Torroella-Kouri recently presented her findings in human breast cancer, macrophages, and ethnicities at the American Association for Cancer Research (AACR) Annual Meeting 2015 in Philadelphia. She reported on macrophages having a prognostic factor in the breast tumor microenvironment and variances among race/ethnicity, such as African Americans and Latinas (two population groups in which she found a significantly high number of macrophages and inflammatory crown-like structures in breast cancers compared to Caucasians). She also presented data from a pilot study (funded by a Minority Supplement to her CRCHD-funded R21) that demonstrates for the first time that breast cancer-associated macrophages undergo proliferation, and that they do so at different rates across ethnicities. Findings from her R21 study suggest that African-American breast tumors have higher numbers of macrophages because they proliferate at a higher rate than other population groups.
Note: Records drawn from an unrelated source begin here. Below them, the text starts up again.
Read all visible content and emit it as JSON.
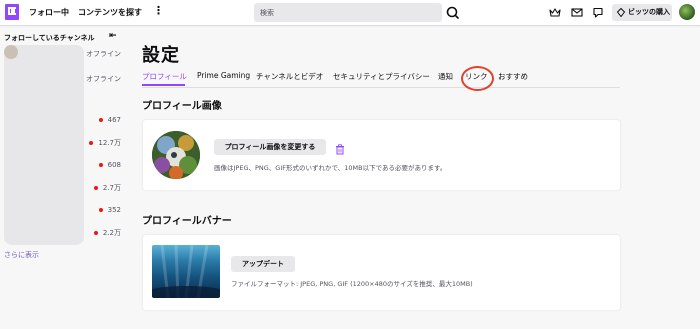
{
  "topbar": {
    "following": "フォロー中",
    "browse": "コンテンツを探す",
    "more": "⋮",
    "search_placeholder": "検索",
    "get_bits": "ビッツの購入"
  },
  "sidebar": {
    "title": "フォローしているチャンネル",
    "collapse": "⇤",
    "rows": [
      {
        "text": "オフライン",
        "live": false
      },
      {
        "text": "オフライン",
        "live": false
      },
      {
        "text": "467",
        "live": true
      },
      {
        "text": "12.7万",
        "live": true
      },
      {
        "text": "608",
        "live": true
      },
      {
        "text": "2.7万",
        "live": true
      },
      {
        "text": "352",
        "live": true
      },
      {
        "text": "2.2万",
        "live": true
      }
    ],
    "see_more": "さらに表示"
  },
  "main": {
    "title": "設定",
    "tabs": [
      "プロフィール",
      "Prime Gaming",
      "チャンネルとビデオ",
      "セキュリティとプライバシー",
      "通知",
      "リンク",
      "おすすめ"
    ],
    "profile_image": {
      "heading": "プロフィール画像",
      "button": "プロフィール画像を変更する",
      "hint": "画像はJPEG、PNG、GIF形式のいずれかで、10MB以下である必要があります。"
    },
    "profile_banner": {
      "heading": "プロフィールバナー",
      "button": "アップデート",
      "hint": "ファイルフォーマット: JPEG, PNG, GIF (1200×480のサイズを推奨、最大10MB)"
    }
  },
  "colors": {
    "accent": "#9147ff",
    "live_dot": "#e91916",
    "annotation": "#e1422c"
  },
  "icons": [
    "twitch-logo-icon",
    "kebab-icon",
    "search-icon",
    "crown-icon",
    "mail-icon",
    "chat-icon",
    "bits-gem-icon",
    "collapse-icon",
    "trash-icon"
  ]
}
Torroella-Kouri’s interest in health disparity research is a personal one. “We believe exploring non-genetic biological differences may explain disparities in aggressive patterns of breast cancers found in African Americans and Latinas,” Torroella-Kouri said. “My interest stems from being a Latina, and realizing that I can make a difference in the understanding of this important area of research.”    

Torroella-Kouri credits NCI CRCHD as being instrumental in developing her career. “It is very hard to start your career from scratch a second time in life, especially when you previously had a productive career.” She added, “Thanks to the support provided by NCI CRCHD, I was able to reorient my career, reinitiate my work in cancer research, and organize my own laboratory in the U.S.”

For others interested in pursuing a career in the biomedical sciences, Torroella-Kouri offers some advice, “Work hard; believe in yourself. The sky is your ceiling; never give up.”